Odishatv Bureau
Washington: Paleontologists think the Tibetan Plateau may be a cradle of evolution for the Ice Age beasts after discovering the fossil of a ancient woolly rhino that lived some 3.6 million years ago.

The ancient rhino, whose remains were found in southwest Tibet , is believed to be the oldest specimen of its kind yet found and was well-adapted for a frosty life in the Himalayas about one million years before the Ice Age.
"We think that the Tibetan Plateau may be a cradle for the origins of some of the Ice Age giants," study author Xiaoming Wang, from the Natural History Museum of Los Angeles said.

The rhino, dubbed Coelodonta thibetan, was equipped with a built-in snow shovel on its face that would have allowed it to brush away snow and find vegetation beneath. It suggests that the woolly rhinoceros was well-adapted for a cold, icy life in the Himalayas that may have left it perfectly poised to spread across Asia when global temperatures plummeted, ushering in the Ice Age, the researchers said.

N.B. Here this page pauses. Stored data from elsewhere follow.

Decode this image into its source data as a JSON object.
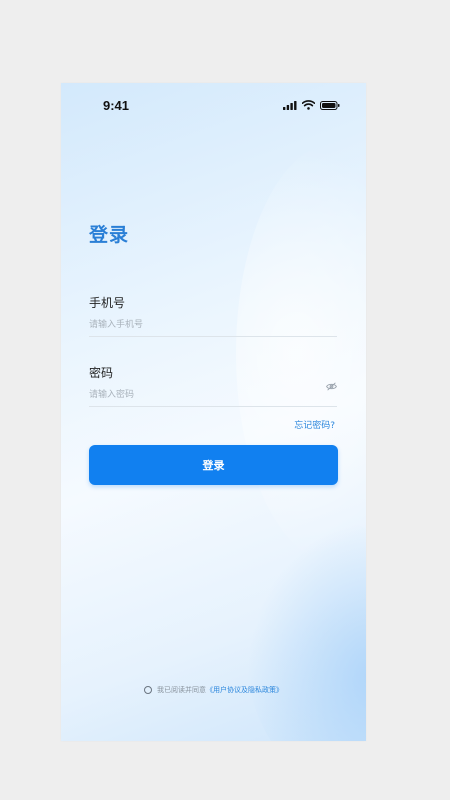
{
  "status_bar": {
    "time": "9:41"
  },
  "login": {
    "title": "登录",
    "phone": {
      "label": "手机号",
      "placeholder": "请输入手机号",
      "value": ""
    },
    "password": {
      "label": "密码",
      "placeholder": "请输入密码",
      "value": ""
    },
    "forgot_label": "忘记密码?",
    "submit_label": "登录"
  },
  "agreement": {
    "prefix": "我已阅读并同意",
    "link_text": "《用户协议及隐私政策》"
  },
  "icons": {
    "signal": "signal-icon",
    "wifi": "wifi-icon",
    "battery": "battery-icon",
    "eye": "eye-off-icon"
  },
  "colors": {
    "accent": "#1180f0",
    "title": "#2a7fd6",
    "link": "#2b86dc"
  }
}
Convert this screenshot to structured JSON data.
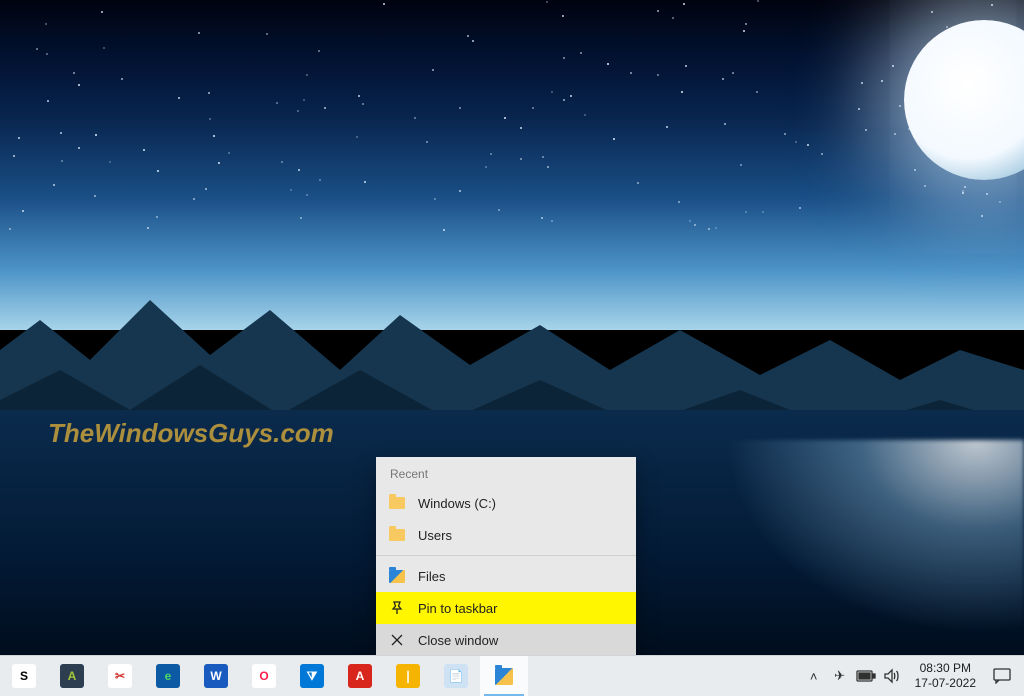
{
  "watermark": "TheWindowsGuys.com",
  "jumplist": {
    "section_recent": "Recent",
    "recent": [
      {
        "label": "Windows (C:)"
      },
      {
        "label": "Users"
      }
    ],
    "app_entry": "Files",
    "pin": "Pin to taskbar",
    "close": "Close window"
  },
  "taskbar_icons": [
    {
      "name": "svp",
      "bg": "#ffffff",
      "fg": "#000000",
      "glyph": "S"
    },
    {
      "name": "android-studio",
      "bg": "#2c3e50",
      "fg": "#a4c639",
      "glyph": "A"
    },
    {
      "name": "snipping",
      "bg": "#ffffff",
      "fg": "#d0342c",
      "glyph": "✂"
    },
    {
      "name": "edge",
      "bg": "#0c59a4",
      "fg": "#49d668",
      "glyph": "e"
    },
    {
      "name": "word",
      "bg": "#185abd",
      "fg": "#ffffff",
      "glyph": "W"
    },
    {
      "name": "opera",
      "bg": "#ffffff",
      "fg": "#fa1e4e",
      "glyph": "O"
    },
    {
      "name": "vscode",
      "bg": "#0078d7",
      "fg": "#ffffff",
      "glyph": "⧩"
    },
    {
      "name": "acrobat",
      "bg": "#d9261c",
      "fg": "#ffffff",
      "glyph": "A"
    },
    {
      "name": "doc",
      "bg": "#f4b400",
      "fg": "#ffffff",
      "glyph": "❘"
    },
    {
      "name": "notepad",
      "bg": "#cfe2f3",
      "fg": "#2a66b1",
      "glyph": "📄"
    },
    {
      "name": "file-explorer",
      "bg": "#f7c24b",
      "fg": "#2c84d6",
      "glyph": ""
    }
  ],
  "tray": {
    "chevron": "˄",
    "airplane": "✈",
    "battery": "▭",
    "volume": "🔊",
    "time": "08:30 PM",
    "date": "17-07-2022",
    "action": "💬"
  }
}
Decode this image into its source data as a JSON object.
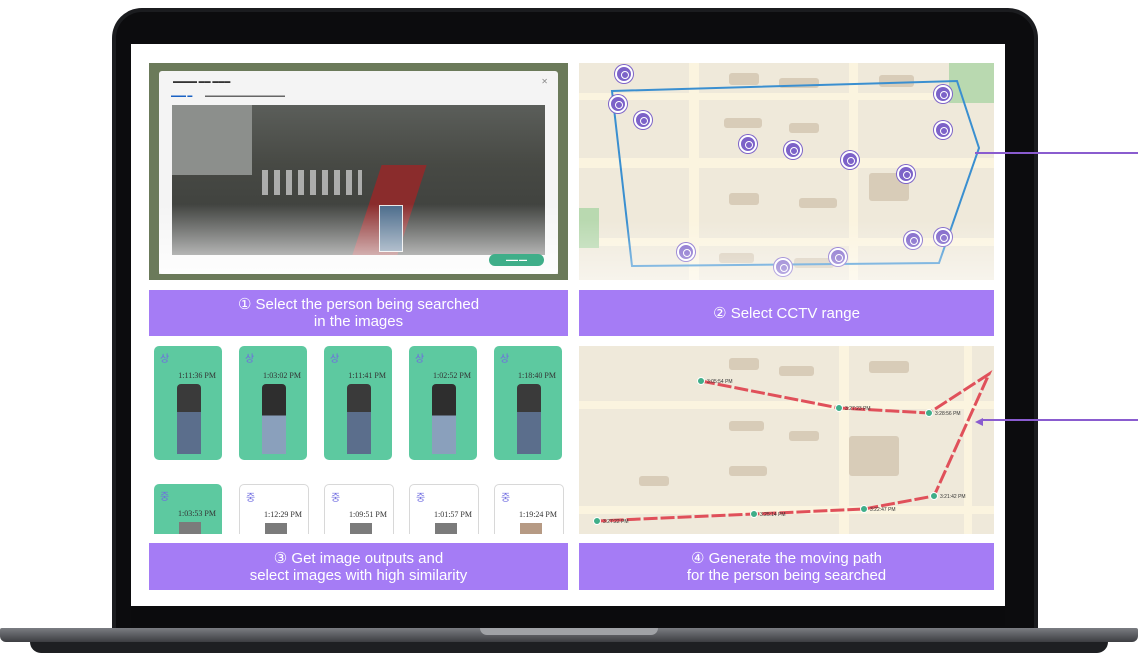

According to Wang, such large and furry mammals ruled the world during Earth`s cold snap from 2.6 million to about 12,000 years ago. "It just happens to have the right environment to basically let animals acclimate themselves and be ready for the Ice Age cold."

The researchers, who detailed their study in the journal Science, believe the rhino may have belonged to an animal that weighed 1.2 to 1.4 tonnes, close to the size of modern rhinos and about 10% smaller than woolly rhinos found a million years later during Ice Age.